O neto do imigrante reconheceu que depois da morte da avó, Cacilda Carvalho de Souza Varella, em 1981, aos 67 anos, a desunião da família foi acentuada e agora - Luiz e Inácio já morreram -, os herdeiros querem finalizar a partilha. "Eles estão dispostos a resolver essa situação".


Varella e a mulher, Cacilda
Foto: reprodução, publicada com a matéria

Orquidário poderia ter o nome de Varella

Se Cacilda Carvalho de Souza Varella houvesse doado em 1954 uma rara orquídea, provavelmente originária da Malásia ou Madagascar, o Orquidário Municipal teria hoje o nome de seu marido, Manoel de Souza Varella. Além do tino para os negócios e de inúmeros feitos importantes, o imigrante português tinha hobbies que também o notabilizaram.

Nascido em Nazaré, Portugal, Varella era de uma família muito pobre, mas soube aproveitar a vida no Brasil, graças à sua visão empreendedora. Generoso, o imigrante contrariava o estereótipo atribuído aos lusitanos, chegando a presentear seus funcionários com casas.

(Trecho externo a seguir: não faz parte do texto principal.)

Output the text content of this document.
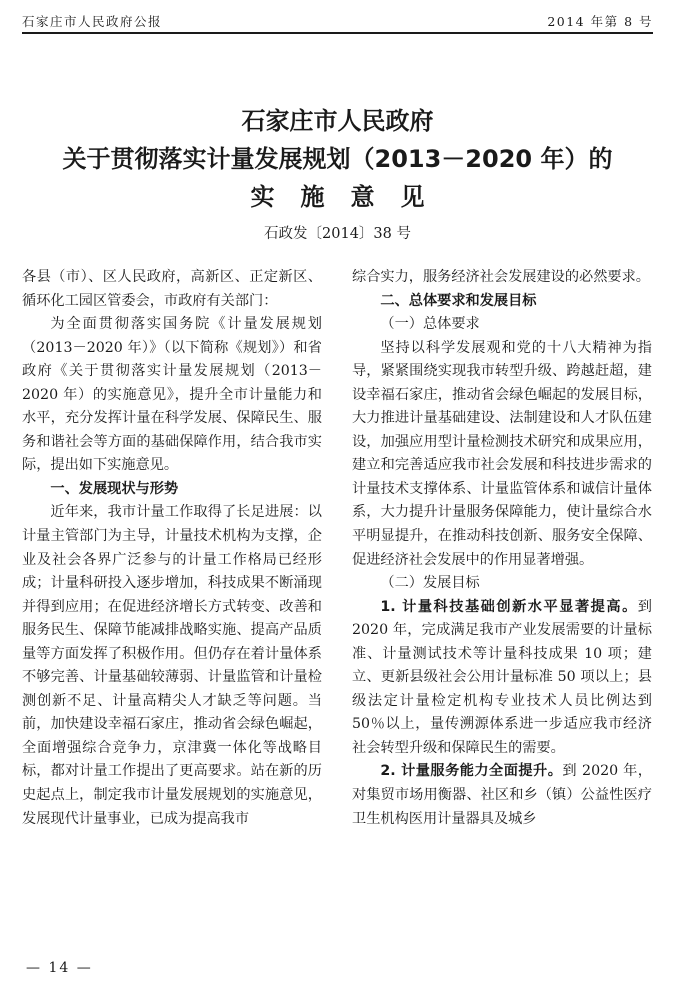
石家庄市人民政府公报	2014 年第 8 号
石家庄市人民政府
关于贯彻落实计量发展规划（2013－2020 年）的
实施意见
石政发〔2014〕38 号

各县（市）、区人民政府，高新区、正定新区、循环化工园区管委会，市政府有关部门：

为全面贯彻落实国务院《计量发展规划（2013－2020 年）》（以下简称《规划》）和省政府《关于贯彻落实计量发展规划（2013－2020 年）的实施意见》，提升全市计量能力和水平，充分发挥计量在科学发展、保障民生、服务和谐社会等方面的基础保障作用，结合我市实际，提出如下实施意见。

一、发展现状与形势

近年来，我市计量工作取得了长足进展：以计量主管部门为主导，计量技术机构为支撑，企业及社会各界广泛参与的计量工作格局已经形成；计量科研投入逐步增加，科技成果不断涌现并得到应用；在促进经济增长方式转变、改善和服务民生、保障节能减排战略实施、提高产品质量等方面发挥了积极作用。但仍存在着计量体系不够完善、计量基础较薄弱、计量监管和计量检测创新不足、计量高精尖人才缺乏等问题。当前，加快建设幸福石家庄，推动省会绿色崛起，全面增强综合竞争力，京津冀一体化等战略目标，都对计量工作提出了更高要求。站在新的历史起点上，制定我市计量发展规划的实施意见，发展现代计量事业，已成为提高我市

综合实力，服务经济社会发展建设的必然要求。

二、总体要求和发展目标

（一）总体要求

坚持以科学发展观和党的十八大精神为指导，紧紧围绕实现我市转型升级、跨越赶超，建设幸福石家庄，推动省会绿色崛起的发展目标，大力推进计量基础建设、法制建设和人才队伍建设，加强应用型计量检测技术研究和成果应用，建立和完善适应我市社会发展和科技进步需求的计量技术支撑体系、计量监管体系和诚信计量体系，大力提升计量服务保障能力，使计量综合水平明显提升，在推动科技创新、服务安全保障、促进经济社会发展中的作用显著增强。

（二）发展目标

1. 计量科技基础创新水平显著提高。到 2020 年，完成满足我市产业发展需要的计量标准、计量测试技术等计量科技成果 10 项；建立、更新县级社会公用计量标准 50 项以上；县级法定计量检定机构专业技术人员比例达到 50％以上，量传溯源体系进一步适应我市经济社会转型升级和保障民生的需要。

2. 计量服务能力全面提升。到 2020 年，对集贸市场用衡器、社区和乡（镇）公益性医疗卫生机构医用计量器具及城乡

— 14 —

Bem relacionado no meio empresarial da Capital, ele é o sócio número 1 da Portuguesa de Desportos e chegou a presidir o clube por um dia, graças à sua forte personalidade.

Os conhecimentos também resultaram no convite para integrar o grupo que criou a Vasp, em 1933. A participação do imigrante consistiu na aquisição de ações para a compra de um avião para a frota.

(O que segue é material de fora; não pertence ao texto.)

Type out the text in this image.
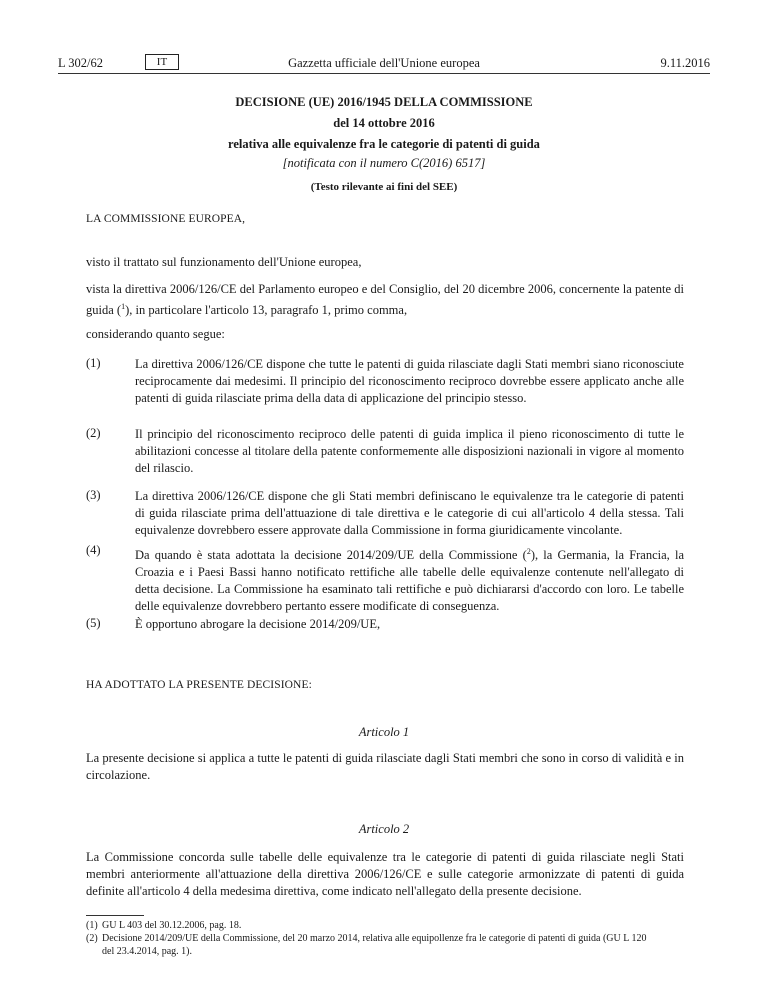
L 302/62	IT	Gazzetta ufficiale dell'Unione europea	9.11.2016
DECISIONE (UE) 2016/1945 DELLA COMMISSIONE
del 14 ottobre 2016
relativa alle equivalenze fra le categorie di patenti di guida
[notificata con il numero C(2016) 6517]
(Testo rilevante ai fini del SEE)
LA COMMISSIONE EUROPEA,
visto il trattato sul funzionamento dell'Unione europea,
vista la direttiva 2006/126/CE del Parlamento europeo e del Consiglio, del 20 dicembre 2006, concernente la patente di guida ($^1$), in particolare l'articolo 13, paragrafo 1, primo comma,
considerando quanto segue:
(1)	La direttiva 2006/126/CE dispone che tutte le patenti di guida rilasciate dagli Stati membri siano riconosciute reciprocamente dai medesimi. Il principio del riconoscimento reciproco dovrebbe essere applicato anche alle patenti di guida rilasciate prima della data di applicazione del principio stesso.
(2)	Il principio del riconoscimento reciproco delle patenti di guida implica il pieno riconoscimento di tutte le abilitazioni concesse al titolare della patente conformemente alle disposizioni nazionali in vigore al momento del rilascio.
(3)	La direttiva 2006/126/CE dispone che gli Stati membri definiscano le equivalenze tra le categorie di patenti di guida rilasciate prima dell'attuazione di tale direttiva e le categorie di cui all'articolo 4 della stessa. Tali equivalenze dovrebbero essere approvate dalla Commissione in forma giuridicamente vincolante.
(4)	Da quando è stata adottata la decisione 2014/209/UE della Commissione ($^2$), la Germania, la Francia, la Croazia e i Paesi Bassi hanno notificato rettifiche alle tabelle delle equivalenze contenute nell'allegato di detta decisione. La Commissione ha esaminato tali rettifiche e può dichiararsi d'accordo con loro. Le tabelle delle equivalenze dovrebbero pertanto essere modificate di conseguenza.
(5)	È opportuno abrogare la decisione 2014/209/UE,
HA ADOTTATO LA PRESENTE DECISIONE:
Articolo 1
La presente decisione si applica a tutte le patenti di guida rilasciate dagli Stati membri che sono in corso di validità e in circolazione.
Articolo 2
La Commissione concorda sulle tabelle delle equivalenze tra le categorie di patenti di guida rilasciate negli Stati membri anteriormente all'attuazione della direttiva 2006/126/CE e sulle categorie armonizzate di patenti di guida definite all'articolo 4 della medesima direttiva, come indicato nell'allegato della presente decisione.
(1) GU L 403 del 30.12.2006, pag. 18.
(2) Decisione 2014/209/UE della Commissione, del 20 marzo 2014, relativa alle equipollenze fra le categorie di patenti di guida (GU L 120
del 23.4.2014, pag. 1).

A paixão por orquídeas o projetou como um dos maiores colecionadores da América do Sul. Para cultivá-las, ele fez cinco estufas no quintal, sendo uma com teto de vidro e outra com sistema de refrigeração.

Quando morreu, um diretor do Orquidário Municipal pediu à viúva para doar a rara orquídea e comprometeu-se a batizar o local com nome de Varella, mas ela se negou.

Amante das artes, o português mantinha uma valiosa coleção de quadros, incluindo quatro obras de Benedicto Calixto - uma ficava no quarto de empregadas.

Entre as excentricidades de Varella, destaca-se a ajuda financeira enviada ao governo da Inglaterra, durante a Segunda Guerra Mundial (1936-1945). O valor doado por ano, 500 contos, era maior do que o pago pelo terreno de sua casa, 400 contos.

A ajuda lhe rendeu, após o fim do conflito, um agradecimento do governo britânico, que devolveu a ele o dinheiro pago por um terreno onde hoje funciona a Paulistana e que pertencia à Inglaterra.

Criador do Jardim Piratininga, loteamento que vendeu em vida, Varella foi homenageado (depois de morto) pelos filhos, que deram a outro loteamento de sua propriedade, em 1956, o nome de Jardim São Manuel.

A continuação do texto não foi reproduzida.